À Charleroi, le projet urbain s’appuie sur les orientations développées par le ministre de la Ville. En 2011, le colloque « Bassin de Ville – Bassin de Vie – Quelle politique de la Ville en Wallonie ? » organisé par le Gouvernement avait défini les axes suivants : l’approche transversale et intégrée comme caractéristique fondamentale de la politique de la Ville, s’appuyant sur la Charte de Leipzig |27| ; la Ville rayonnante et attractive, moteur de développement (économique, touristique, culturel, etc.) ; la dimension sociale et collective de la politique de la Ville : cohésion sociale et participation ; sources de financement et moyens d’action ; la Ville comme cadre et lieu de vie ; ville et mobilité |28|. Le projet de ville de Charleroi de la législature précédente et publié en 2017 s’appuie d’ailleurs sur les constats vus plus haut.
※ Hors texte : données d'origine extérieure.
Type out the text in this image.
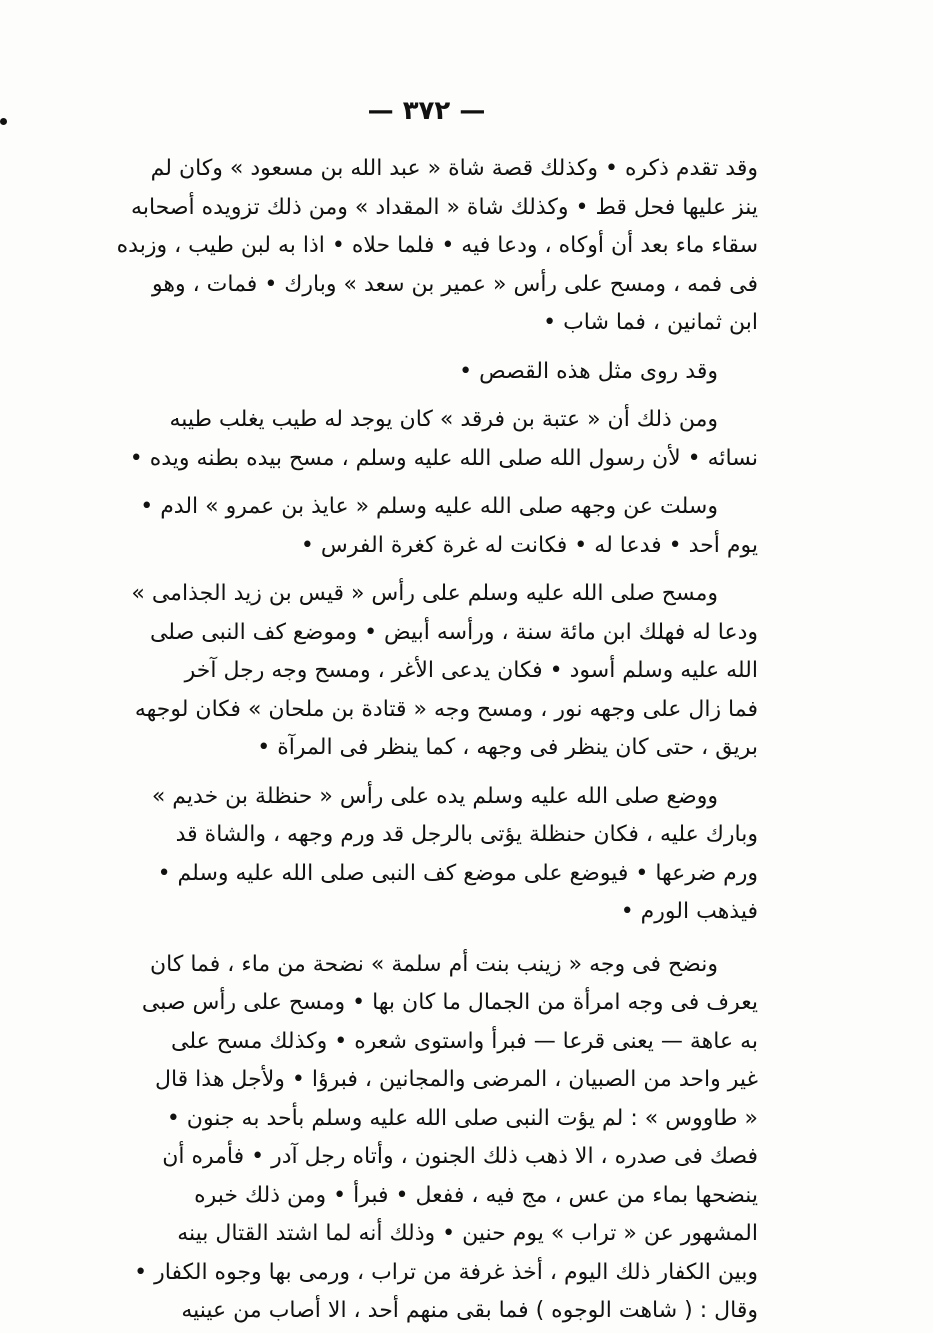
— ٣٧٢ —
وقد تقدم ذكره • وكذلك قصة شاة « عبد الله بن مسعود » وكان لم
ينز عليها فحل قط • وكذلك شاة « المقداد » ومن ذلك تزويده أصحابه
سقاء ماء بعد أن أوكاه ، ودعا فيه • فلما حلاه • اذا به لبن طيب ، وزبده
فى فمه ، ومسح على رأس « عمير بن سعد » وبارك • فمات ، وهو
ابن ثمانين ، فما شاب •
وقد روى مثل هذه القصص •
ومن ذلك أن « عتبة بن فرقد » كان يوجد له طيب يغلب طيبه
نسائه • لأن رسول الله صلى الله عليه وسلم ، مسح بيده بطنه ويده •
وسلت عن وجهه صلى الله عليه وسلم « عايذ بن عمرو » الدم •
يوم أحد • فدعا له • فكانت له غرة كغرة الفرس •
ومسح صلى الله عليه وسلم على رأس « قيس بن زيد الجذامى »
ودعا له فهلك ابن مائة سنة ، ورأسه أبيض • وموضع كف النبى صلى
الله عليه وسلم أسود • فكان يدعى الأغر ، ومسح وجه رجل آخر
فما زال على وجهه نور ، ومسح وجه « قتادة بن ملحان » فكان لوجهه
بريق ، حتى كان ينظر فى وجهه ، كما ينظر فى المرآة •
ووضع صلى الله عليه وسلم يده على رأس « حنظلة بن خديم »
وبارك عليه ، فكان حنظلة يؤتى بالرجل قد ورم وجهه ، والشاة قد
ورم ضرعها • فيوضع على موضع كف النبى صلى الله عليه وسلم •
فيذهب الورم •
ونضح فى وجه « زينب بنت أم سلمة » نضحة من ماء ، فما كان
يعرف فى وجه امرأة من الجمال ما كان بها • ومسح على رأس صبى
به عاهة — يعنى قرعا — فبرأ واستوى شعره • وكذلك مسح على
غير واحد من الصبيان ، المرضى والمجانين ، فبرؤا • ولأجل هذا قال
« طاووس » : لم يؤت النبى صلى الله عليه وسلم بأحد به جنون •
فصك فى صدره ، الا ذهب ذلك الجنون ، وأتاه رجل آدر • فأمره أن
ينضحها بماء من عس ، مج فيه ، ففعل • فبرأ • ومن ذلك خبره
المشهور عن « تراب » يوم حنين • وذلك أنه لما اشتد القتال بينه
وبين الكفار ذلك اليوم ، أخذ غرفة من تراب ، ورمى بها وجوه الكفار •
وقال : ( شاهت الوجوه ) فما بقى منهم أحد ، الا أصاب من عينيه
Il s’articulait autour d’ « axes stratégiques pour le redressement de Charleroi » : densifier la ville pour la rendre plus conviviale et préparer la croissance démographique ; redynamiser les centres urbains ; privilégier radicalement la mobilité douce ; Charleroi, ville verte ; la Ville, le premier service public ; parier sur la culture ; reconstruire le sens du respect et de la responsabilité |29|. La programmation stratégique 2015-2025, éditée par le Bouwmeester Georgios Maïllis, fait acte des nombreux projets de revitalisation, de densification et de (re)fonctionnarisation urbaine qui visent à changer durablement le visage de la ville. Plusieurs éléments présents dans cette programmation peuvent inscrire le processus dans une logique de développement urbain durable, bien que cette approche ne soit pas clairement revendiquée.
Ainsi, cette « stratégie urbaine » préconise un ancrage à la fois territorial et collectif : « les dirigeants sociaux, culturels, économiques et politiques, ont parié sur le savoir-faire et la créativité des citoyens […] cela passe aussi par une modification radicale de la mobilité […] du tissu urbain, une revalorisation de ses espaces verts et la conception d’un plan lumière créant un nouveau paysage nocturne ». Le développement de la ville s’inscrirait donc dans une « perspective moderne pour que les citoyens se retrouvent au cœur des préoccupations politiques et urbaines de Charleroi » et dans l’utilisation des potentialités patrimoniales et territoriales post-industrielles : on y mentionne notamment la volonté de développer les mobilités douces et transversales, mais aussi la préservation et l’activation des « réserves à biodiversité » que sont les terrils. (Paul Magnette, 2015).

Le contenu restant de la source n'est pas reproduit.